Herbert Collins (1885–1975) was a British architect, born in Edmonton, London. He designed some of the finest suburban developments in the city of Southampton in the 1920s and 1930s.

==Life==
Collins designed houses in Southampton from 1922, became a director of the Welwyn Garden City Company in 1924 and co-founded the Swaythling Housing society on 26 November 1925. Collins, along with his cofounders, accountant and civic leader Fred Woolley (the society's first chairman) and Bursledon brickworks director Claude Ashby, put up £200 worth of shares. Collins' father, William, loaned the fledgling company £14,000.

Collins lived at 38 Brookvale Road in Highfield, Southampton from 1930 to 1973, and a commemorative English Heritage blue plaque was installed there in July 2004. During his time living there, Collins was responsible for the design of Swaythling Methodist Church in Burgess Road, built in 1932.

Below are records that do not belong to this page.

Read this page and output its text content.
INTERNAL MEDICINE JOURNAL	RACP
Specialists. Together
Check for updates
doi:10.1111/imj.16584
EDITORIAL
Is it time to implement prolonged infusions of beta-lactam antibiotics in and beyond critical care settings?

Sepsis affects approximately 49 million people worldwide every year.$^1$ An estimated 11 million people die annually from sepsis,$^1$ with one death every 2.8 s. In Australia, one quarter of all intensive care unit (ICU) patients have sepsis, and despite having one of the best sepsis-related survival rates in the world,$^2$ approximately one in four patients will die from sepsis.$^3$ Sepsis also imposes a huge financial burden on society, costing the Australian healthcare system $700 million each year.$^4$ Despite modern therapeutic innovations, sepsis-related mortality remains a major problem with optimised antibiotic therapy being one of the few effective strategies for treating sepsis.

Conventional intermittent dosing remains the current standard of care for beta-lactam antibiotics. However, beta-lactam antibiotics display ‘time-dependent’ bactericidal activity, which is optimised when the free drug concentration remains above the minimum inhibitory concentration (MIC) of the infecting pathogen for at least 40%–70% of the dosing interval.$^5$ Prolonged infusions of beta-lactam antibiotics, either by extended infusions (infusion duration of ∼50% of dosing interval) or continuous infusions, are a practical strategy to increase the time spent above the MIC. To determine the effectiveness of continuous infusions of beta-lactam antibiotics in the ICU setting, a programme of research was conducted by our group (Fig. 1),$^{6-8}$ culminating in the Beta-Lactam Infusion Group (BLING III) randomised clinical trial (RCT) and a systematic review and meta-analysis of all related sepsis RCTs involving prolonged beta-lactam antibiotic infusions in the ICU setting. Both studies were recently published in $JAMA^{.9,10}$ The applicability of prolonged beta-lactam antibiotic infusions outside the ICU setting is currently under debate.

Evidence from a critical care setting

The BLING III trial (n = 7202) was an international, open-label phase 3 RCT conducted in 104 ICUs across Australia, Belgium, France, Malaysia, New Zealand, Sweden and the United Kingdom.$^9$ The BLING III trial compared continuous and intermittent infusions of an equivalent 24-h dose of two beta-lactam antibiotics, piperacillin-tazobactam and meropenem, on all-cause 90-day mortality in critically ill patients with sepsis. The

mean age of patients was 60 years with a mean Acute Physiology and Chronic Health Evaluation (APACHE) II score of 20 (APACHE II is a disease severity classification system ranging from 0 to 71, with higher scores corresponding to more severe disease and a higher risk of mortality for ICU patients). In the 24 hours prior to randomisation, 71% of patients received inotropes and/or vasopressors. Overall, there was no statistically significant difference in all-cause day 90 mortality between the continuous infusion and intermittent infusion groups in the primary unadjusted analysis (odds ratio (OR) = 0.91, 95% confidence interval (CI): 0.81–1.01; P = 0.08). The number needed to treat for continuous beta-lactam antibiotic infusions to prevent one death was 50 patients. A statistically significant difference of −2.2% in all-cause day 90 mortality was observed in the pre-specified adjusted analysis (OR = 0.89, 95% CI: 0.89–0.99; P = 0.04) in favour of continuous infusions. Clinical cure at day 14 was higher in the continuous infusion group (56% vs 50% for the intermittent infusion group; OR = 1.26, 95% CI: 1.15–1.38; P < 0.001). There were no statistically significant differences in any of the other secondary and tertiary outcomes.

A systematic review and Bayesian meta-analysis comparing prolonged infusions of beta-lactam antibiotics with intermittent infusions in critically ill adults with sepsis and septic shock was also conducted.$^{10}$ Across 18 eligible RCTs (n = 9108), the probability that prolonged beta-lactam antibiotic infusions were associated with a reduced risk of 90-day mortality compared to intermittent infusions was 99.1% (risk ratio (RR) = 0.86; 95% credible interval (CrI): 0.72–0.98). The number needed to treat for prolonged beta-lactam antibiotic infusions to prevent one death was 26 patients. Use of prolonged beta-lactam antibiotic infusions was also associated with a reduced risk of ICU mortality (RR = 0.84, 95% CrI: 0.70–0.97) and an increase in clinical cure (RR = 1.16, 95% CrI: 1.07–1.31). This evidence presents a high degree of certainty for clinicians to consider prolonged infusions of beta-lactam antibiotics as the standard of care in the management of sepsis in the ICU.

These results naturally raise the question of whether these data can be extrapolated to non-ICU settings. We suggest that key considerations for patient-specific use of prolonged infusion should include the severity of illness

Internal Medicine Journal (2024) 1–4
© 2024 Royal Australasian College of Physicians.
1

In an effort to contribute to the post-war housing efforts, Collins submitted a suggestion to the July 1945 edition of the journal Architectural Design and Construction regarding constructing bungalows from rammed earth combined with a small quantity of cement; his suggestion was repeated in The Architects' Journal in 1946.

In 1957, Collins retired as a fellow of the Royal Institute of British Architects and his professional partnership with J. Normal Calton was dissolved by mutual consent; the pair had been trading as Collins & Calton. At this time, Collins was living at 32 Carlton Crescent in Southampton. Collins' retirement, however, did not mean an end to his interest in architecture and town planning, and in January 1962 a letter from Collins, sent from his Carlton Crescent address, was published in the Journal of the Town Planning Institute.

==Work==
Collins' housing estates have a distinctive style, usually with rows of terraced houses set around wide areas of greenery.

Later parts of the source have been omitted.